Teaching computers how to read body language Monday, 24 July 2017

American researchers have demonstrated how computers can understand body poses and movements of multiple people from video in real time, including the pose of each individual's hands and fingers.

The method was developed with the help of a Panoptic Studio, a two-storey dome embedded with 500 video cameras, at Carnegie Mellon University's (CMU) Robotics Institute.

Yaser Sheikh, associate professor of robotics at CMU, said these methods for tracking 2D human form and motion open up new ways for people and machines to interact with each other and for people to use machines to better understand the world around them.

"We communicate almost as much with the movement of our bodies as we do with our voice," Sheikh said. "But computers are more or less blind to it."

He says the ability to recognise hand poses, for instance, would make it possible for people to interact with computers in new and more natural ways, including pointing at things. Or a self-driving car could get an early warning that a pedestrian is about to step into the street by monitoring body language.

In sports analytics, real-time pose detection would make it possible for computers to track not only the position of each player on the field of play, as is now the case, but to know what players are doing with their arms, legs and heads at each point in time.

Sheikh said tracking multiple people in real time, particularly in social situations where they may be in contact with each other, presents a number of challenges.

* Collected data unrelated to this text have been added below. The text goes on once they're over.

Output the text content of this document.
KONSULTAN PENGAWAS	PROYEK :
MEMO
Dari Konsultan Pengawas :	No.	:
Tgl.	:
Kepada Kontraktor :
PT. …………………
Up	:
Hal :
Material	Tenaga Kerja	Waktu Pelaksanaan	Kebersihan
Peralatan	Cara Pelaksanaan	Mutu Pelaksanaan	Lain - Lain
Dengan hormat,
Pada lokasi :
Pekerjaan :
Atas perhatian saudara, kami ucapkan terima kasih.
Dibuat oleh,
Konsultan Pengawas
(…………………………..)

Simply using programs that track the pose of an individual does not work well when applied to each individual in a group, particularly when that group gets large. His team took what they call a 'bottom-up' approach, which first locates all the body parts in a scene (such as arms, legs and faces) and then associates those parts with particular individuals.

The challenges for hand detection are greater. As people use their hands to hold objects and make gestures, a camera is unlikely to see all parts of the hand at the same time. Unlike the face and body, large datasets do not exist of hand images that have been annotated with labels of parts and positions.

This is where the multi-camera Panoptic Studio came in handy providing 500 views of a person's hand in each scene.

"The Panoptic Studio supercharges our research," Sheikh said. It is now being used to improve body, face and hand detectors by jointly training them.

[Robotics Institute researchers Gines Hidalgo Martinez and Hanbyul Joo demonstrate how a real-time detector understands hand gestures and tracks multiple people. Photo: CMU]